L’importante rinvenimento, oggetto di uno studio pubblicato su Scientific Reports, è avvenuto nel corso di una campagna condotta da un team multidisciplinare coordinato dall’Università di Messina e dalla Stazione Zoologica Anton Dorhn (sede di Messina) al quale hanno partecipato anche l’Istituto di scienze marine (Ismar) del Consiglio nazionale delle ricerche di Venezia, e l’Università del Salento.
Lo studio è stato condotto nell’ambito del progetto CoCoNet (Responsabile scientifico Prof. L. Guglielmo) con la partecipazione di docenti di unime: Prof.ssa Antonella Granata del Dipartimento di Scienze Chimiche, Biologiche, Farmaceutiche e Ambientali, Prof.ssa Nancy Spanò, Delegata per le iniziative scientifiche a tutela dell’ambiente e del patrimonio marino, del Dipartimento di Scienze Biomediche, Odontoiatriche e delle Immagini Morfologiche e Funzionali, e il Prof. Giacomo Zagami del Dipartimento di Scienze Veterinarie.
L’area dell’Adriatico Meridionale -e il canale di Otranto in particolare- sono ritenuti un importante hotspot naturale per l’osservazione e lo studio della biodiversità planctonica marina.
Il rinvenimento è avvenuto nell’ambito di uno studio sulla distribuzione spaziale, la composizione e la struttura dimensionale della comunità di policheti pelagici in un’area chiave del Mediterraneo. Le cinque specie individuate – si aggiungono alle oltre 40 già descritte.
La potenziale ricchezza dei policheti pelagici nella zona del Canale di Otranto risulta di grande importanza: molte specie, infatti, non sono ancora state descritte.
I policheti sono un gruppo ampio e diversificato, presente negli habitat di acqua marina e di acqua dolce. “Sono comuni nello zooplancton marino, e sappiamo che svolgono un ruolo importante nella rete trofica pelagica e nella mineralizzazione della sostanza organica, ma alcuni aspetti restano ancora sconosciuti, ad esempio abbiamo poche informazioni sulla composizione delle varie comunità presenti nell’Adriatico meridionale e sul ruolo ecologico che queste svolgono (Prof. L. Guglielmo Stazione Zoologica Anton Dorhn – Sezione di Messina).

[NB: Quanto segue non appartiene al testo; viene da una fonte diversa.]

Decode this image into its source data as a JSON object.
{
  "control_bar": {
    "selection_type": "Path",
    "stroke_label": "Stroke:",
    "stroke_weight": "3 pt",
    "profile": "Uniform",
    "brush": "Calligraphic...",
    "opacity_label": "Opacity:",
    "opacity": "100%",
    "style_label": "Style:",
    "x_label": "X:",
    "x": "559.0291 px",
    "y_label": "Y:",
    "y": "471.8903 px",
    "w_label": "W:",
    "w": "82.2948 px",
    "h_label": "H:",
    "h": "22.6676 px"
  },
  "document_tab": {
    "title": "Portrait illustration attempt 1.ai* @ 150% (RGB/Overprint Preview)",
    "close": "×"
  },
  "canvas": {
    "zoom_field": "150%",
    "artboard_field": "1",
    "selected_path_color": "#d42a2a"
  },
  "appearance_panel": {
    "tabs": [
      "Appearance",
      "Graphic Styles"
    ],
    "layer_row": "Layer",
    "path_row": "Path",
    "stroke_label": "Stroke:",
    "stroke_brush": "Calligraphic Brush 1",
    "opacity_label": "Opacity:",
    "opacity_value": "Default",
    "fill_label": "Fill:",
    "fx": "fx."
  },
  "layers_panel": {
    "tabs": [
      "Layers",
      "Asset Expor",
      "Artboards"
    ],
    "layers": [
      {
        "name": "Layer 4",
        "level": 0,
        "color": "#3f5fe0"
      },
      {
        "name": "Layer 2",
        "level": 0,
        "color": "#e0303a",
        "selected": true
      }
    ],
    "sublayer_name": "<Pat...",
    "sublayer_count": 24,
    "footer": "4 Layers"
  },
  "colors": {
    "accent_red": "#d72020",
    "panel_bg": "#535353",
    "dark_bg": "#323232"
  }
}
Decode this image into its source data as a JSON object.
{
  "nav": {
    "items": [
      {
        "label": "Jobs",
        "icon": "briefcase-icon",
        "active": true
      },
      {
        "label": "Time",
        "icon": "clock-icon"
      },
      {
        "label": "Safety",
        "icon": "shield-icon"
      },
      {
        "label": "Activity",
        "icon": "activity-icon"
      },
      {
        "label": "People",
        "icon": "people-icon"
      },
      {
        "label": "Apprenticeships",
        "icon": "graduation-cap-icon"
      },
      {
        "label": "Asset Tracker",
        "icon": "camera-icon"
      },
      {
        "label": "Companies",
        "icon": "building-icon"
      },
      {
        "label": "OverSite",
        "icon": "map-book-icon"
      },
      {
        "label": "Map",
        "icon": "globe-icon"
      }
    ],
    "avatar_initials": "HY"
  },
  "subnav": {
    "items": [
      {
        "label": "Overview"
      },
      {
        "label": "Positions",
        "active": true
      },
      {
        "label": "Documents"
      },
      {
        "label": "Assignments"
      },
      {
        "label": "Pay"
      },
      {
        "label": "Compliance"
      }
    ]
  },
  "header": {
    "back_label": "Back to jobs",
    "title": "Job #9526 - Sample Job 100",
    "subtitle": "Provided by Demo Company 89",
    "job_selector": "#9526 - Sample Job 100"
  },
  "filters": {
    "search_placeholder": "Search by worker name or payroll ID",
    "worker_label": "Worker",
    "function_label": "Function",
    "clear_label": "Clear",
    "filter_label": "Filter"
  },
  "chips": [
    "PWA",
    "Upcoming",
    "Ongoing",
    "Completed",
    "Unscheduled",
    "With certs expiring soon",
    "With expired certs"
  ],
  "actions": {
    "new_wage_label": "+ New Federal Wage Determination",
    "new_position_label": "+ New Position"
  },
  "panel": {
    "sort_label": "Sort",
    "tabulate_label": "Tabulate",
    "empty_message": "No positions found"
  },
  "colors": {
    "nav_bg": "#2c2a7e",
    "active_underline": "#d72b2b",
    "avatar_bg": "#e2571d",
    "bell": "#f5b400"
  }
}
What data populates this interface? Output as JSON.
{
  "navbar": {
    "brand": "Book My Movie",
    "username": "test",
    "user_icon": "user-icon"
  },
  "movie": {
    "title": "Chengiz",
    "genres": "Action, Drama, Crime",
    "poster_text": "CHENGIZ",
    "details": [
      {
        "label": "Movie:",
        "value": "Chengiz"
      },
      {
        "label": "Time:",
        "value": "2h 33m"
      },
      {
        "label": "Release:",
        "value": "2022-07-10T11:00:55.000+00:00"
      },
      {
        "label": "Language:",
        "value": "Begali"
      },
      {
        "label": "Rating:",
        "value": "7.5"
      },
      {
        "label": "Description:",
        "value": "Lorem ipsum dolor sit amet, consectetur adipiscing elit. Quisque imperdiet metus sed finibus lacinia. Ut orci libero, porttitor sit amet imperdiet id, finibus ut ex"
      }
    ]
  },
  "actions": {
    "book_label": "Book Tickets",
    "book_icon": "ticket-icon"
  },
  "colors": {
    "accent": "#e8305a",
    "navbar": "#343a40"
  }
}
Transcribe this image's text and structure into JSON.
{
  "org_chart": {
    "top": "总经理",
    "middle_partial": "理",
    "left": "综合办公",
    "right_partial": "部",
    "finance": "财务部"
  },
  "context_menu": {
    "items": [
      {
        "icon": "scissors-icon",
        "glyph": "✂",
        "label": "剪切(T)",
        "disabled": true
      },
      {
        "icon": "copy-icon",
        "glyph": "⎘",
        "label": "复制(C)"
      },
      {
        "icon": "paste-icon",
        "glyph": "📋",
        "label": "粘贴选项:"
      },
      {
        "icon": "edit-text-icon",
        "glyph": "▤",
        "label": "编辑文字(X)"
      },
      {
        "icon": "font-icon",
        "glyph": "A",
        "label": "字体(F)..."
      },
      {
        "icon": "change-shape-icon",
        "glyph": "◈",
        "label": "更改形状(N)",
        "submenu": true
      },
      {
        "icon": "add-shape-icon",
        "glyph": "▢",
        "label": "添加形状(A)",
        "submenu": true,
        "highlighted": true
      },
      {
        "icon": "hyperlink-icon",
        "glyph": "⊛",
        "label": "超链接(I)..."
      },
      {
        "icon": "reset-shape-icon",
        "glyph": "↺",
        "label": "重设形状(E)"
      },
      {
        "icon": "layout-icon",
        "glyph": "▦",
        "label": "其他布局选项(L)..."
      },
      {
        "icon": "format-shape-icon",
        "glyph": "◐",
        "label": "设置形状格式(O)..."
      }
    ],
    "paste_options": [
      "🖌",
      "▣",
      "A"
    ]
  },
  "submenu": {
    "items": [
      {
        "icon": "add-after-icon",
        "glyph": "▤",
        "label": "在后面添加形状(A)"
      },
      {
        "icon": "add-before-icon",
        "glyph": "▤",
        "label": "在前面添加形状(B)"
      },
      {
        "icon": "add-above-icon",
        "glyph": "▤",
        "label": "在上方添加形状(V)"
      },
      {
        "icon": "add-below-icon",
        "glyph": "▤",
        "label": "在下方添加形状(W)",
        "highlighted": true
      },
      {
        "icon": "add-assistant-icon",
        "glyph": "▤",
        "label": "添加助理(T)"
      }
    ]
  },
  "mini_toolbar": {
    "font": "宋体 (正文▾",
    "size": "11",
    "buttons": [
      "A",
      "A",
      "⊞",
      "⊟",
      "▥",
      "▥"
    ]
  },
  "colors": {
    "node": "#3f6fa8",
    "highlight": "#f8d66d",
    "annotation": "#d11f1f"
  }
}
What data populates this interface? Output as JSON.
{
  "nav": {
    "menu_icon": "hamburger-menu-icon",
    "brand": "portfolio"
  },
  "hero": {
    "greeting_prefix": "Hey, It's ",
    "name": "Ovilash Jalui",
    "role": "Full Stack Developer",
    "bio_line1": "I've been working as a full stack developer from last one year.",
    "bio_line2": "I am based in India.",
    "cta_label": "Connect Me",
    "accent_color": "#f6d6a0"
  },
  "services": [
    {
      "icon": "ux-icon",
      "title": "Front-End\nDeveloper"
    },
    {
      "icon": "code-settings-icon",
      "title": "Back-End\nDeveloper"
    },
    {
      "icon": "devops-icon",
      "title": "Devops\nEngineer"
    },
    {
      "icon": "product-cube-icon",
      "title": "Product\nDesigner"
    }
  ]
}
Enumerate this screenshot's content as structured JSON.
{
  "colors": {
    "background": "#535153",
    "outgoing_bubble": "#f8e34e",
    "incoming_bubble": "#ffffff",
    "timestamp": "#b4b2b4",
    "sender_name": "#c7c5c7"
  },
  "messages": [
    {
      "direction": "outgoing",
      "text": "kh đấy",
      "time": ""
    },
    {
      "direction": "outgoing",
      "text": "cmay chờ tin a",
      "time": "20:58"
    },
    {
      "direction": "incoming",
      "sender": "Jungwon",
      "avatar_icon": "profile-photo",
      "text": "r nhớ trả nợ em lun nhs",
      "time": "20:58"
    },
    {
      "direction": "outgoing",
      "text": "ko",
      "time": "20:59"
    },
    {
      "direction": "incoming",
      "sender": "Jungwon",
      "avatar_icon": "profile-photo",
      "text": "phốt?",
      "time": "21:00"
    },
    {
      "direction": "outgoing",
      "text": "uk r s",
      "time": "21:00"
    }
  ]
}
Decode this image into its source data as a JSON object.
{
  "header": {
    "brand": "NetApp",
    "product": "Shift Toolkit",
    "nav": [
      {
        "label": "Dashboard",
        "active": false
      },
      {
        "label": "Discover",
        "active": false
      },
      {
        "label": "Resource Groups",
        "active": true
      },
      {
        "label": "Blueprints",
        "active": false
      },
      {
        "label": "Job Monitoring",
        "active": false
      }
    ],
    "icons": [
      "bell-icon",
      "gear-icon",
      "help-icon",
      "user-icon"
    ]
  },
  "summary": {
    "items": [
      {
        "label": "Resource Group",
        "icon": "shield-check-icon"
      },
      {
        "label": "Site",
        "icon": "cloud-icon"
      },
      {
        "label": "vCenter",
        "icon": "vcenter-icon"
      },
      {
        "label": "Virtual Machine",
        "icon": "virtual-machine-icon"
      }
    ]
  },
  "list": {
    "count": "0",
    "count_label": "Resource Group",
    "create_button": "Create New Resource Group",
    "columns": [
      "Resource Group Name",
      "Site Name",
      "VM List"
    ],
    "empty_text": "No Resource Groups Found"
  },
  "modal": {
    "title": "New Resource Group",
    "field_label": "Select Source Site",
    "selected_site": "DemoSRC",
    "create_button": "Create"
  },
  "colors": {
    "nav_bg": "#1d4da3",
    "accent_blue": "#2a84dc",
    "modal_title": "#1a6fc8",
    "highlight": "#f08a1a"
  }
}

Lo studio ha, tuttavia, permesso di chiarire la relazione tra la presenza di questi organismi e i meccanismi oceanografici che regolano la circolazione delle acque marine nell’area compresa tra il Canale di Otranto, il Mar Ionio e il bacino Adriatico: “Il confronto tra la ricchezza delle specie nelle diverse masse d’acqua suggerisce che le acque ioniche superficiali siano il principale vettore delle specie nell’area, sebbene un contributo rilevante provenga anche dalle acque adriatiche profonde, che potrebbero alimentare –attraverso correnti di fondo e fenomeni di cascading, cioè di inabissamento di acque più salate e/o più fredde e quindi più dense – i bacini più profondi dell’Adriatico meridionale con forme larvali o giovanili di policheti pelagici che ritroviamo anche nell’Adriatico settentrionale. Come se, in prossimità del fondale marino, si aprissero delle ‘finestre di connettività’ che permettono a questi organismi di essere trasportati, specialmente nel periodo tardo-invernale o a inizio primavera”.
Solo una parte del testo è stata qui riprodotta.